Фактически это означало конец учебы, но предстояло главное: госэкзамены по научному коммунизму, и защита диплома.
О чем он и сообщил дяде, когда привез его домой.
В комнате было душно, тот законопатил все щели, но это не омрачало их приподнятого настроения; дядя наконец-то вырвался из больницы, подлечился, а у племянника словно камень с души свалился, и он снова свободен, чтобы перевести дух, прийти в себя.
– Сейчас чайку попьем, пообедаем, чем бог послал, – суетился Николай, распахивая сумку с дарами от Оли, – нам тут надавали мяса отварного, докторской колбасы, пирожков с капустой.
Дядя Митя довольно кивал головой: – Это годится, я в больнице наголодался, жуть. Со мной в палате еще паренек лежал, солдатик, и больше никого. Мы с ним подружились, в шахматы играли. Он раньше на два дня выписался, и в часть отправился.
Николай был тоже доволен, вон как дядька мясцо уписывает, ничего, поправится, раз аппетит есть.

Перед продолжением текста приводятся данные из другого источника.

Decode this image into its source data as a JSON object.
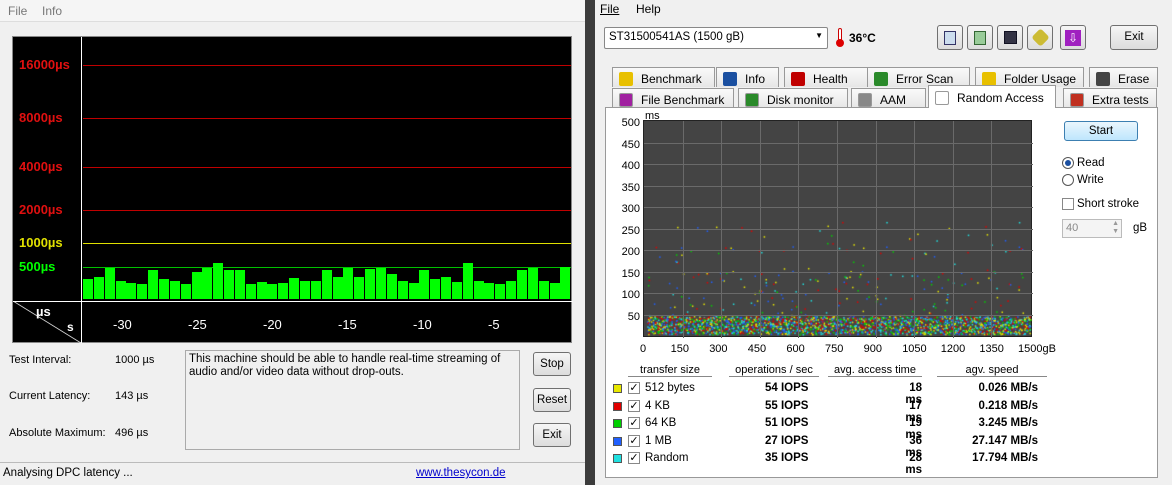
{
  "left": {
    "menu": {
      "file": "File",
      "info": "Info"
    },
    "y_labels": [
      {
        "text": "16000µs",
        "color": "#e01010"
      },
      {
        "text": "8000µs",
        "color": "#e01010"
      },
      {
        "text": "4000µs",
        "color": "#e01010"
      },
      {
        "text": "2000µs",
        "color": "#e01010"
      },
      {
        "text": "1000µs",
        "color": "#e0e000"
      },
      {
        "text": "500µs",
        "color": "#00ff00"
      }
    ],
    "axis_unit_top": "µs",
    "axis_unit_bottom": "s",
    "x_ticks": [
      "-30",
      "-25",
      "-20",
      "-15",
      "-10",
      "-5"
    ],
    "latency_bars": [
      0.55,
      0.62,
      0.85,
      0.5,
      0.45,
      0.42,
      0.8,
      0.55,
      0.5,
      0.42,
      0.75,
      0.85,
      1.0,
      0.8,
      0.8,
      0.42,
      0.48,
      0.42,
      0.45,
      0.58,
      0.5,
      0.5,
      0.8,
      0.62,
      0.85,
      0.62,
      0.82,
      0.85,
      0.7,
      0.5,
      0.45,
      0.8,
      0.55,
      0.62,
      0.48,
      1.0,
      0.5,
      0.45,
      0.42,
      0.5,
      0.8,
      0.85,
      0.5,
      0.45,
      0.9
    ],
    "test_interval_label": "Test Interval:",
    "test_interval_value": "1000 µs",
    "current_latency_label": "Current Latency:",
    "current_latency_value": "143 µs",
    "absolute_max_label": "Absolute Maximum:",
    "absolute_max_value": "496 µs",
    "message": "This machine should be able to handle real-time streaming of audio and/or video data without drop-outs.",
    "stop_label": "Stop",
    "reset_label": "Reset",
    "exit_label": "Exit",
    "status": "Analysing DPC latency ...",
    "link": "www.thesycon.de"
  },
  "right": {
    "menu": {
      "file": "File",
      "help": "Help"
    },
    "drive": "ST31500541AS (1500 gB)",
    "temperature": "36°C",
    "exit_label": "Exit",
    "tabs_row1": [
      "Benchmark",
      "Info",
      "Health",
      "Error Scan",
      "Folder Usage",
      "Erase"
    ],
    "tabs_row2": [
      "File Benchmark",
      "Disk monitor",
      "AAM",
      "Random Access",
      "Extra tests"
    ],
    "start_label": "Start",
    "read_label": "Read",
    "write_label": "Write",
    "short_stroke_label": "Short stroke",
    "stroke_value": "40",
    "stroke_unit": "gB",
    "y_unit": "ms",
    "y_ticks": [
      "500",
      "450",
      "400",
      "350",
      "300",
      "250",
      "200",
      "150",
      "100",
      "50"
    ],
    "x_ticks": [
      "0",
      "150",
      "300",
      "450",
      "600",
      "750",
      "900",
      "1050",
      "1200",
      "1350",
      "1500gB"
    ],
    "table_headers": [
      "transfer size",
      "operations / sec",
      "avg. access time",
      "agv. speed"
    ],
    "rows": [
      {
        "color": "#e8e800",
        "size": "512 bytes",
        "iops": "54 IOPS",
        "time": "18 ms",
        "speed": "0.026 MB/s"
      },
      {
        "color": "#e00000",
        "size": "4 KB",
        "iops": "55 IOPS",
        "time": "17 ms",
        "speed": "0.218 MB/s"
      },
      {
        "color": "#00d000",
        "size": "64 KB",
        "iops": "51 IOPS",
        "time": "19 ms",
        "speed": "3.245 MB/s"
      },
      {
        "color": "#2060ff",
        "size": "1 MB",
        "iops": "27 IOPS",
        "time": "36 ms",
        "speed": "27.147 MB/s"
      },
      {
        "color": "#20e0e0",
        "size": "Random",
        "iops": "35 IOPS",
        "time": "28 ms",
        "speed": "17.794 MB/s"
      }
    ]
  }
}
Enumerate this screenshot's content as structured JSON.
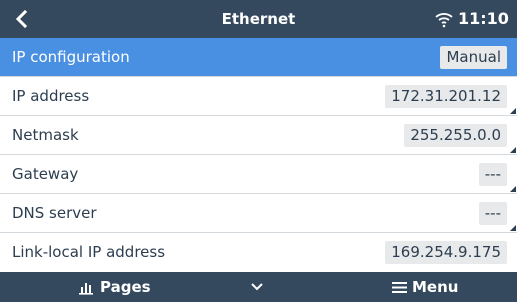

– Я тут Коля, разузнал от врачей, меня могут в госпиталь для инвалидов войны положить, на реабилитацию, – хохотнул он, с трудом выговорив непривычное словцо. – Мне и адрес дали, в Черемушках находится. А что, полежу на госхарчах еще с месяцок, и домой поеду. Аминь.
– Дядя Мить, напоминаю, мы ведь в Черемушках живем, и твой госпиталь совсем недалеко от нас расположен, – Николай смотрит на пораженного таким совпадением дядьку и смеется.
– Как ты меня, Коля, обрадовал. Не зря во ВГИКЕ учишься, умеешь удивить, прям, как стулом по голове.
…
Пока дядя Митя поправлял здоровье в госпитале, Николай решил заранее подготовиться к следующей сессии, хотя она и не скоро, мало ли что, могут и на работу вызвать, мать с Игорем обещались нагрянуть к весне. Поэтому он составил список нужной литературы, в подборе книг ему всегда помогала Ольга, в этом деле она незаменимая помощница.
Ольга была записана в библиотеке на Переяславке, совсем недалеко от их дома, рядом с аптекой, где она покупала лекарства у знакомой аптекарши Галины Петровны, старой девы.
У нее был читательский билет, и она ходила брать нужные Николаю книги для учебы, их набиралось немало.
Как-то под вечер она позвонила с работы.
– Коля, ты можешь подъехать ко мне, я сегодня дежурю, и сумки с продуктами помог бы донести, я накупила всего по случаю.
– О чем разговор, уже бегу, – он быстро собрался и за дверь, в лифт и на улицу, в троллейбус и через две остановки у магазина.
– Быстро ты, как метеор, – обрадовалась Ольга.
– Одна нога там, другая здесь, или наоборот, и вот он я перед тобой, как лист перед травой.
У стенки стоял портрет Ленина в багетовой раме, Николая он сразу заинтересовал: – Рама хорошая, как раз по размеру для моего автопортрета, а то моя мать уже второй раз на нем тесто раскатывает и пельмени лепит, ладно хоть с обратной стороны, – заметил он, и Ольга кивнула:
– Вынь портрет вождя, а раму возьмем с собой, повесишь свой портрет на стене. Я буду любоваться на него.
С сумками в руках и рамой на плече ему было легко и свободно шагать рядом с Олей, да и морозец подгонял…
Через пару дней он привез портрет из своей комнаты, вставил в раму вместо Ленина, и вот он уже на стене, словно по заказу.